SECTION 4: Project Resources and Repository Organization

Please see INSTALL.md for the latest installation instructions.

See DESIGN.md for an overview of the PSM's architecture and design assumptions.

The psm-app subdirectory holds the source code to the PSM proper.

opentechstrategies.github.io is our GitHub Pages site, where we publish documentation for the PSM's web API.

The ext-sources-app subdirectory has been removed. It held the source code to the semi-separate middleware application that provided a service wrapper around external data sources. This will be replaced as discussed on the mailing list.

The team-notes directory has agendas and meeting notes from various team and sub-team meetings.

See also the section "Participating in the PSM Project" below.


SECTION 5: Participating in the PSM Project

We welcome questions and contributions. You can:

  • Post in the psm-dev discussion group at https://groups.google.com/forum/#!forum/psm-dev. The forum archives are public, and anyone can post. The posting guidelines are fairly loose -- as long as your question is about the PSM, it's on-topic.

  • File a new issue ticket at https://github.com/OpenTechStrategies/psm/issues.

  • Submit a pull request to the repository. Here's our guide for code contributors.

  • Use IRC to talk to us in real time. Most of the dedicated team hangs out in #OpenTechStrategies on the irc.freenode.net server network. If you don't have IRC client software, you can use the Freenode webchat interface in your browser.
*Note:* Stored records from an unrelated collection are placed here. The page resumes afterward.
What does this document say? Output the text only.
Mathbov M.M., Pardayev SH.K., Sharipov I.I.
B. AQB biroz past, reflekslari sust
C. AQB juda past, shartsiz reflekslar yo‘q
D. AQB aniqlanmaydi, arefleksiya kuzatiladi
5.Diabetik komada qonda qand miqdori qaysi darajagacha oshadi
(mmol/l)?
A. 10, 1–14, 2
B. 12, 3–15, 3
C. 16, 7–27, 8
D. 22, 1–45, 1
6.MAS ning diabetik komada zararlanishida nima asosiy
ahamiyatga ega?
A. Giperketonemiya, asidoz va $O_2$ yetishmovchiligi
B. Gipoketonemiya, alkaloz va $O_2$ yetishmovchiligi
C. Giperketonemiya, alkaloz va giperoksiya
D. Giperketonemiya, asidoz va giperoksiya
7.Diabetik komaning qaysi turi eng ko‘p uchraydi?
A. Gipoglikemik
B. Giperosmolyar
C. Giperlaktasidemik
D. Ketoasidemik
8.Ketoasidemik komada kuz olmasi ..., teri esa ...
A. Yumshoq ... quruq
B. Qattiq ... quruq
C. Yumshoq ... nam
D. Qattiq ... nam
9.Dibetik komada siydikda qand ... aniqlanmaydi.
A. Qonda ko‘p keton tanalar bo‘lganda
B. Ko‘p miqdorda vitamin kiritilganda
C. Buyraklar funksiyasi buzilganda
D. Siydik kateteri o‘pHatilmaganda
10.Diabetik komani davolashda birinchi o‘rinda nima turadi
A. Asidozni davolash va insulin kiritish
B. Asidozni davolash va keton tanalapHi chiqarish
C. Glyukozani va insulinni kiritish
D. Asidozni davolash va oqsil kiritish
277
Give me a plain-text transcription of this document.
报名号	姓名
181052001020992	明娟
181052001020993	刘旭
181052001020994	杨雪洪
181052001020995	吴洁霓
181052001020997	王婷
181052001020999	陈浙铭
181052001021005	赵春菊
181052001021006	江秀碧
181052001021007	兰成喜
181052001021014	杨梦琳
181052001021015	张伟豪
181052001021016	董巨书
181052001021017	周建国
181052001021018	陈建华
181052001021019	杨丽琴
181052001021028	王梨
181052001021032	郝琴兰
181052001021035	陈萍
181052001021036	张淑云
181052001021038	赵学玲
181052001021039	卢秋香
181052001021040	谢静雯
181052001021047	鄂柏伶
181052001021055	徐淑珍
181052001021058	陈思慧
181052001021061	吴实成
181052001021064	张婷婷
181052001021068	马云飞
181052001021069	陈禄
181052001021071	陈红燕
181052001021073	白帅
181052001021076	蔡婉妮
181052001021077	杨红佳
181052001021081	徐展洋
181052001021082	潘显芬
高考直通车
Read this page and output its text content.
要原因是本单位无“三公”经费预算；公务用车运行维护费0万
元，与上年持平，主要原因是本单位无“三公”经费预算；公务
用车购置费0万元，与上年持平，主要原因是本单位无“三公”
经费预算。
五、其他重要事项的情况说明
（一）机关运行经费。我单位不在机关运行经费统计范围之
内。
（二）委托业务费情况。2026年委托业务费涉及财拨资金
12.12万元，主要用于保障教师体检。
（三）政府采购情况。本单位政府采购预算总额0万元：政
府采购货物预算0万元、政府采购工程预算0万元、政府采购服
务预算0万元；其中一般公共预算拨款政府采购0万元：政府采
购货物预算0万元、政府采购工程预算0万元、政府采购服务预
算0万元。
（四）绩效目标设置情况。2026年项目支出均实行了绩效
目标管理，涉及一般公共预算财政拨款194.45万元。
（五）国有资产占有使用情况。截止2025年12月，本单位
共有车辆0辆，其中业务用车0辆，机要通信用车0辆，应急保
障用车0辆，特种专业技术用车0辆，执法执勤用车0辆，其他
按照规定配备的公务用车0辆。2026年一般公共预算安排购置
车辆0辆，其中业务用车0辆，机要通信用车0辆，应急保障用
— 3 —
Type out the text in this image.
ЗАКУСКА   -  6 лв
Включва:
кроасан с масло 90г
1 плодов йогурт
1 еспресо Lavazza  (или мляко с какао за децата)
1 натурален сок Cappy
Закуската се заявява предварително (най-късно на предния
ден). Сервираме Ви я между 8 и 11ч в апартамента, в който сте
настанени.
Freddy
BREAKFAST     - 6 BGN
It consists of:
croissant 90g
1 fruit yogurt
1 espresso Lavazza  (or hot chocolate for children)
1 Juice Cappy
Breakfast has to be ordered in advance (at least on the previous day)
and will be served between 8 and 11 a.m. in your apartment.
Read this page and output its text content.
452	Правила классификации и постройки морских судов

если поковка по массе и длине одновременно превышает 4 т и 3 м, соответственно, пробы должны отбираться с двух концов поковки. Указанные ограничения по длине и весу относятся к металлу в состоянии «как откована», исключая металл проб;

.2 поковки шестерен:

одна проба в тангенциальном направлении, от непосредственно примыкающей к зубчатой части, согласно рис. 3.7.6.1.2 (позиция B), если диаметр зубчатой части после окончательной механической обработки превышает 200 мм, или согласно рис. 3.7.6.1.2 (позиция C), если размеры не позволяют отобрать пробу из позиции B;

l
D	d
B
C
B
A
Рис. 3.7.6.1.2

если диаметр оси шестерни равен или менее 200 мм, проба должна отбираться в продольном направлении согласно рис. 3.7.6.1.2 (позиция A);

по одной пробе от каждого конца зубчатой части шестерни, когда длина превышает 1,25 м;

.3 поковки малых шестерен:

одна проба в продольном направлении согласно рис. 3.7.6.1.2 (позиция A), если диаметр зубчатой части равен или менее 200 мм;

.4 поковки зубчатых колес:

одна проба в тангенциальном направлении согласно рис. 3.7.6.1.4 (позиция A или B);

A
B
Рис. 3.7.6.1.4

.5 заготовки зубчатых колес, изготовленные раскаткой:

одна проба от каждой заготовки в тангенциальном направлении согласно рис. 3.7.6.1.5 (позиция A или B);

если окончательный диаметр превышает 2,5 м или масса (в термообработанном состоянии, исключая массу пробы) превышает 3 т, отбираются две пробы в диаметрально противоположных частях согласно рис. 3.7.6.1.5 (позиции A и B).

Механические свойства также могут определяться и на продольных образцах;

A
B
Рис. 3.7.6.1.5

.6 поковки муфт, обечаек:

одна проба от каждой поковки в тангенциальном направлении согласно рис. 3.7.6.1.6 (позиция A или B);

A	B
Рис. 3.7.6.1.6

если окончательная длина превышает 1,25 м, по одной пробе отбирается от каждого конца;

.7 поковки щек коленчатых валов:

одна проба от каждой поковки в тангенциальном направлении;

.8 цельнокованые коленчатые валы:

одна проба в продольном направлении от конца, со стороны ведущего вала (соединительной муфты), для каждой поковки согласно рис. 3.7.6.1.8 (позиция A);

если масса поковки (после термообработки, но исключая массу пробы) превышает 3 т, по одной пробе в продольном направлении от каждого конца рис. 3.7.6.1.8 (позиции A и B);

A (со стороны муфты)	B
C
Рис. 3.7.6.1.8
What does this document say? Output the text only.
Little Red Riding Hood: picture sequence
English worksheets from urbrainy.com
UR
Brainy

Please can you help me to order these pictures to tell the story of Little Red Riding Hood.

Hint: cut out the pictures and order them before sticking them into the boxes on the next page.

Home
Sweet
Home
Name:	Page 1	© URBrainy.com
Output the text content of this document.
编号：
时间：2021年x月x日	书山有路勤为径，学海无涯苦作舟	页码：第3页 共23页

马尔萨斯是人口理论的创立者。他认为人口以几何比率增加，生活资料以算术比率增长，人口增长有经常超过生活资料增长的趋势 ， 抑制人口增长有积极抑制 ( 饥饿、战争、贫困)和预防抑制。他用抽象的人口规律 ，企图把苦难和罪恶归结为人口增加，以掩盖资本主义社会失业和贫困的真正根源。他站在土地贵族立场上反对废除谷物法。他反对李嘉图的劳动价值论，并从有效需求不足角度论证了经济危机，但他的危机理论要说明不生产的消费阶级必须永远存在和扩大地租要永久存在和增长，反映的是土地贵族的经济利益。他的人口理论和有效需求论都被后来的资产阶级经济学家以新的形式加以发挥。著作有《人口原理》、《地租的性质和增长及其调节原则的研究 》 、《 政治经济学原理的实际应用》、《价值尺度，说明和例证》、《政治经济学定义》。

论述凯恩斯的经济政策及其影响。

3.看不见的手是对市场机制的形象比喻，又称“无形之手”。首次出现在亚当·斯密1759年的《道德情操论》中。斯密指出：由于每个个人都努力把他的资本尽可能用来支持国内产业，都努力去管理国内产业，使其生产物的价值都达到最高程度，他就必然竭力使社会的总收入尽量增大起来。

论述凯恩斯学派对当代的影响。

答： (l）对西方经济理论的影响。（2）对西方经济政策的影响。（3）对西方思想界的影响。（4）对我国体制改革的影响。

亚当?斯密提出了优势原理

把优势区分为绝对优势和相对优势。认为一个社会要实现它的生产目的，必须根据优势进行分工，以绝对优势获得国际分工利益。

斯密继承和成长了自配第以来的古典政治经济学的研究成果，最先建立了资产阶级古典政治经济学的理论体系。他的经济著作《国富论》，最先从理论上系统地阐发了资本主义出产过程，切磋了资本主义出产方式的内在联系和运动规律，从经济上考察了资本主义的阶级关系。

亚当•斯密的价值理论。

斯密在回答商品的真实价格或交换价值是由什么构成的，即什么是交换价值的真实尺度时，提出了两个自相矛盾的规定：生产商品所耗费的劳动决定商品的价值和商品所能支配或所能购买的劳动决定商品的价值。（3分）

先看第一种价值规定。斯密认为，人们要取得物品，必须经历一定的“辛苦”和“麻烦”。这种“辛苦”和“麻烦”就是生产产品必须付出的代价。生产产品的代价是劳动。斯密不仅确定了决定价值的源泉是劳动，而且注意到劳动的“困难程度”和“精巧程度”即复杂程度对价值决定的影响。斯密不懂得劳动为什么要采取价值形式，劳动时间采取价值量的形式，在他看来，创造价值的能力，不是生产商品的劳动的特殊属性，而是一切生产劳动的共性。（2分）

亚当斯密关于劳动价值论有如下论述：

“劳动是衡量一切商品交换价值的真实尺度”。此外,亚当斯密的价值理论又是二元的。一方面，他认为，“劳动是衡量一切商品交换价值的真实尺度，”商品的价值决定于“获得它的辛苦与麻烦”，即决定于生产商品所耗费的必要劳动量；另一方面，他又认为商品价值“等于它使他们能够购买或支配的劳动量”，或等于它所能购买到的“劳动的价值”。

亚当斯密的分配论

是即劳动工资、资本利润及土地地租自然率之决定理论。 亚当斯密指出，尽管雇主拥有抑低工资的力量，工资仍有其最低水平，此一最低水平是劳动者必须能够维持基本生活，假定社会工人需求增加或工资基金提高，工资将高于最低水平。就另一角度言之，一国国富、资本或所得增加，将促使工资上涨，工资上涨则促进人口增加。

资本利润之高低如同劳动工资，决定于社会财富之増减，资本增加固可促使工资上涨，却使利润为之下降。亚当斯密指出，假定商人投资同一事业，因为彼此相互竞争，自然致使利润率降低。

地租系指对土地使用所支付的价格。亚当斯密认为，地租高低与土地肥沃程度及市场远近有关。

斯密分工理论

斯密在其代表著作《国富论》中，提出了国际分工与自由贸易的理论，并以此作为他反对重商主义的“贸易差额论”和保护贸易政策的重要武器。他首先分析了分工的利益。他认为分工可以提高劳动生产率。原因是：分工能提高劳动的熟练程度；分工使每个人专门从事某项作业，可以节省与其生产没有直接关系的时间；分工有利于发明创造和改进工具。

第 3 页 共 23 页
  • We hold team meetings by conference call sometimes. The agendas and notes from these meetings can be found in team-notes/meetings/. The current core developers are all based in the U.S., and these meetings are arranged around U.S. time zones. Eventually, when the PSM project has regular participants beyond the current core team, we may change how we schedule real-time meetings. For now, however, we schedule meetings on an ad hoc basis and just put the agendas and notes here, so that they are visible along with all the other project resources.

Note that submitting issues or pull requests requires a GitHub account, which anyone can create (there is no charge).